First, Saddam’s capture will present a significant political problem for Bush & Co. All by himself, Saddam can unravel the supposed mystery of Iraq’s missing weapons of mass destruction. Call him a liar, but on this subject he can tell the truth. Iraq’s WMD were virtually extinguished in 1991, and lingering remnants dealt with by UN inspectors in the early '90s. Already, according to Time, Saddam in captivity ridiculed the WMD issue. “Saddam was... asked whether Iraq possessed weapons of mass destruction,” reported Time. "‘No, of course not,’ he replied, according to
official, ‘the U.S. dreamed them up itself to have a reason to go to war with us.’" In coming weeks, unless the United States manages to muzzle Saddam and suppress leaks—not likely—Saddam can highlight Bush’s prevarications on WMD and terrorism.

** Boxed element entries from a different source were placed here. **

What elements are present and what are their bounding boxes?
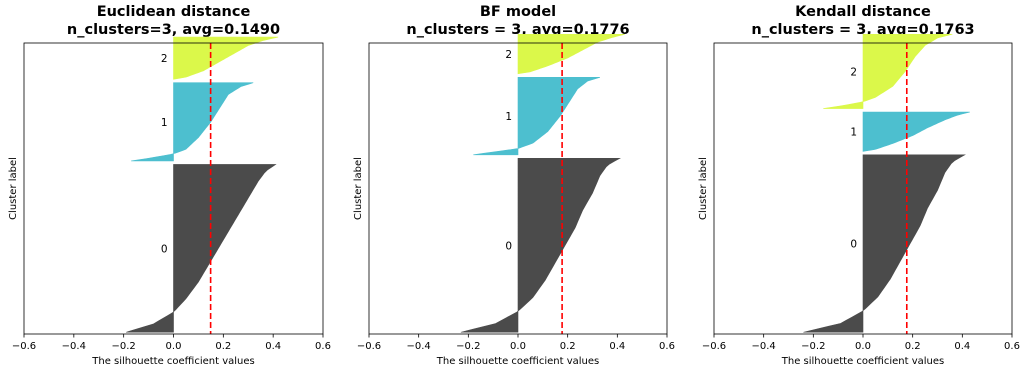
x-tick-label: −0.4	[407, 341, 431, 352]
silhouette-cluster-0	[126, 164, 277, 333]
cluster-label: 1	[850, 127, 857, 139]
x-tick-label: −0.2	[801, 341, 825, 352]
cluster-label: 0	[161, 243, 168, 255]
x-tick-label: −0.6	[12, 341, 36, 352]
subplot-title: BF model	[480, 4, 556, 20]
x-tick-label: 0.2	[215, 341, 231, 352]
silhouette-cluster-2	[517, 33, 625, 75]
cluster-label: 2	[161, 53, 168, 65]
cluster-label: 2	[850, 66, 857, 78]
x-tick-label: 0.4	[954, 341, 970, 352]
x-tick-label: 0.2	[905, 341, 921, 352]
x-axis-label: The silhouette coefficient values	[436, 356, 600, 367]
subplot-title: Kendall distance	[795, 4, 931, 20]
x-axis-label: The silhouette coefficient values	[91, 356, 255, 367]
y-axis-label: Cluster label	[353, 157, 364, 220]
x-tick-label: 0.6	[315, 341, 331, 352]
silhouette-cluster-1	[473, 76, 601, 156]
y-axis-label: Cluster label	[8, 157, 19, 220]
cluster-label: 0	[505, 240, 512, 252]
y-axis-label: Cluster label	[698, 157, 709, 220]
x-tick-label: 0.4	[609, 341, 625, 352]
subplot-1: Euclidean distance n_clusters=3, avg=0.14…	[8, 4, 331, 367]
x-tick-label: −0.2	[112, 341, 136, 352]
cluster-label: 1	[505, 111, 512, 123]
x-tick-label: 0.2	[560, 341, 576, 352]
silhouette-cluster-1	[131, 82, 254, 162]
silhouette-cluster-2	[173, 36, 279, 80]
x-tick-label: −0.4	[752, 341, 776, 352]
x-tick-label: −0.6	[702, 341, 726, 352]
cluster-label: 1	[161, 117, 168, 129]
x-tick-label: 0.0	[166, 341, 182, 352]
subplot-subtitle: n_clusters=3, avg=0.1490	[67, 22, 280, 38]
x-tick-label: −0.6	[357, 341, 381, 352]
silhouette-cluster-0	[460, 157, 621, 333]
cluster-label: 2	[505, 49, 512, 61]
x-tick-label: 0.6	[1004, 341, 1020, 352]
x-tick-label: 0.0	[510, 341, 526, 352]
silhouette-cluster-1	[862, 111, 970, 152]
x-axis-label: The silhouette coefficient values	[781, 356, 945, 367]
silhouette-cluster-0	[803, 154, 966, 333]
x-tick-label: −0.2	[456, 341, 480, 352]
subplot-title: Euclidean distance	[97, 4, 251, 20]
x-tick-label: −0.4	[62, 341, 86, 352]
x-tick-label: 0.4	[265, 341, 281, 352]
silhouette-cluster-2	[823, 33, 953, 109]
x-tick-label: 0.0	[855, 341, 871, 352]
x-tick-label: 0.6	[659, 341, 675, 352]
cluster-label: 0	[850, 239, 857, 251]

Second, it means that the United States and its puppet governing council in Iraq will have yet another showdown with the world community over Saddam’s trial. The United States and its allies would like a quick show trial and an execution; James Woolsey—the former CIA director and one of the leading advocates since the 1990s for war in Iraq—has already called for a hanging, and Ahmad Chalabi, the leader of the Iraqi National Congress and the Pentagon’s chief Iraqi ally, says that preparations for a trial are already underway. But human rights groups, the UN and others in the world community will insist on a Milosevic-style international proceeding, sans death penalty.